Lastly, ECAs are trying to speed up financial close of export finance transactions by offering new arrangements such as the ‘one-stop shop’ arrangement for multisourcing deals. Multisourcing is a financing structure that involves multiple exporting countries to one project and thus involves multiple ECAs in a single transaction. Under the one-stop shop arrangement, the ECA with the largest share of the deal will provide the credit support for the whole deal, co-ordinating the support of the other ECAs by fronting the other ECAs and having them provide a backstop for their respective amounts. The lead agency will offer a financing package for the whole transaction based on its own scheme. This arrangement enables greater flexibility in sourcing for the buyer.

Commercial banks also have to adapt to the new market environment. One way is to be more innovative and to package export finance together with other financial products. One example is an export finance lease. Figure 2 shows this.



By utilising an export finance lease, the Chinese buyer/borrower can enjoy both the tax and accounting benefits from tax-based leasing as well as the long tenor and low financing costs under export finance. Besides leasing, export finance can also be incorporated with other financial instruments such as derivatives, securitisation, and so on.

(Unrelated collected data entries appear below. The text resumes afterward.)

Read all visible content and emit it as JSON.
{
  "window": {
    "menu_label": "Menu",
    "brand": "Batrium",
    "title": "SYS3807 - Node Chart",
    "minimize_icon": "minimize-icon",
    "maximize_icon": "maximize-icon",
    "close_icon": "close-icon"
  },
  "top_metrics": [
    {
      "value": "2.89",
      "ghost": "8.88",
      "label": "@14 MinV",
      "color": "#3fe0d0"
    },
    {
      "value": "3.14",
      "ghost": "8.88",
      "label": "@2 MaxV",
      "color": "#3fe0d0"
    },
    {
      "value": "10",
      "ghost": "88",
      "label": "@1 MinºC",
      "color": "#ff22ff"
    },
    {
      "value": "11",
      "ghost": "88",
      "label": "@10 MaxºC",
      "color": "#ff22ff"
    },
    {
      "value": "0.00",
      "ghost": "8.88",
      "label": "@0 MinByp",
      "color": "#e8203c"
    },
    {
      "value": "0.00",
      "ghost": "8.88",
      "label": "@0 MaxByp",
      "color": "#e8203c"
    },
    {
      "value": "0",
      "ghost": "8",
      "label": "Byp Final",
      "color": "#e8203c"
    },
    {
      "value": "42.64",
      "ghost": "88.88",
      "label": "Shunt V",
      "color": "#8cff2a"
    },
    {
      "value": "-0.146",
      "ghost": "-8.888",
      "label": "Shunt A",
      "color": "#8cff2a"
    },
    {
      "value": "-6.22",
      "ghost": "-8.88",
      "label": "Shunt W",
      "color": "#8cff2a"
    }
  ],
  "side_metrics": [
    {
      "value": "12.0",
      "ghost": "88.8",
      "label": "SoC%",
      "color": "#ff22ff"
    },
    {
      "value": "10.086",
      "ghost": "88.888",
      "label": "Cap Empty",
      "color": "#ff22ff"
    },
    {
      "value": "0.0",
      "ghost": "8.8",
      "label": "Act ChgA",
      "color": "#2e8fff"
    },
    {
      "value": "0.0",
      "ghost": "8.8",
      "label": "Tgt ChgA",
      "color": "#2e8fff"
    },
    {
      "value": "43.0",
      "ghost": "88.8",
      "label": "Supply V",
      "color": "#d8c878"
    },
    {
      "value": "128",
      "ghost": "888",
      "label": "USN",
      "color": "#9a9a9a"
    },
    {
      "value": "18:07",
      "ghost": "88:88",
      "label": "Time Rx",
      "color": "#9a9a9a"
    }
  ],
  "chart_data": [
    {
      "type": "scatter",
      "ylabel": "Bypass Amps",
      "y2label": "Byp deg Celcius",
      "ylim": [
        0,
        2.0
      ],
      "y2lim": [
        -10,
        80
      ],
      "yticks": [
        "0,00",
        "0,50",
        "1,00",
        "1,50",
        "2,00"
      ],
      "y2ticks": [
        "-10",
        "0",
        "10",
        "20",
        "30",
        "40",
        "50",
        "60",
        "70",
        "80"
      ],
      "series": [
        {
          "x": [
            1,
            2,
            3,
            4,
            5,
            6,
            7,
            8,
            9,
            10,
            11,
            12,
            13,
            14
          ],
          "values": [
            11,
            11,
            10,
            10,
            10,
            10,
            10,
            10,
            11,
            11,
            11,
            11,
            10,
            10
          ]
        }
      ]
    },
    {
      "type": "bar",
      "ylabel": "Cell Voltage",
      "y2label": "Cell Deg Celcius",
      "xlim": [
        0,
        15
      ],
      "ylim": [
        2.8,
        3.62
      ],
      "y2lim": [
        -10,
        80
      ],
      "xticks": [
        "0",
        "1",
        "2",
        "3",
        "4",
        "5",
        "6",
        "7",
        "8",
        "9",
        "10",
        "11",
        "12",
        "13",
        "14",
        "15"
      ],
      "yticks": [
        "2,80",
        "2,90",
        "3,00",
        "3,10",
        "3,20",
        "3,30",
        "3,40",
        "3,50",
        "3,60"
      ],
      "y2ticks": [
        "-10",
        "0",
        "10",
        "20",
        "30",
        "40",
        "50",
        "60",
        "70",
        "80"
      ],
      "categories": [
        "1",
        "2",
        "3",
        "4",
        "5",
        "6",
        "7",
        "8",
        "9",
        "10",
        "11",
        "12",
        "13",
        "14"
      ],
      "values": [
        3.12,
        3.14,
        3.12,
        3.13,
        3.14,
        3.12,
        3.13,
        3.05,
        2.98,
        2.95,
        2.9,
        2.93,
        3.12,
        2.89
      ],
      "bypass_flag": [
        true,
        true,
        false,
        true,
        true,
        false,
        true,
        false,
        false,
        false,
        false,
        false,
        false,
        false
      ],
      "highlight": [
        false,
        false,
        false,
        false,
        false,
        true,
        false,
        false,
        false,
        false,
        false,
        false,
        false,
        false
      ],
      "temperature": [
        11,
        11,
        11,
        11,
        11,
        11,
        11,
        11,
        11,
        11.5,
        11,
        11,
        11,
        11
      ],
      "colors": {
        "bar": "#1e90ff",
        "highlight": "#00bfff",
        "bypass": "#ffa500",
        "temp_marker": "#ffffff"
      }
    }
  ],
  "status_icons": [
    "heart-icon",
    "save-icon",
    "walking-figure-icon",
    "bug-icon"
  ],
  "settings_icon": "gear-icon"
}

To remain competitive the banks also have to develop their expertise in multisourcing to provide more added-value services to the buyer/borrower. This has been a very important strategic push by SG Investment Bank to provide this important value-added product. This is increasingly important as suppliers are becoming more global and have the capability of sourcing from multiple countries. The banks should be in a position to advise the buyer/borrower on the sourcing considerations from different countries and to harmonise the terms and conditions of all different sourcing elements as well as simplifying the documentation involved. The Three Gorges project (Figure 3 above) is a classic example of a multisourcing export finance transaction in China.

China remains an important and attractive market for export finance. However, like any other market in the world, it keeps on evolving as a result of different local and international factors and poses new challenges to both ECAs and banks. It is the job of ECAs and banks to adapt to the new market environment and to provide services to meet users’ needs.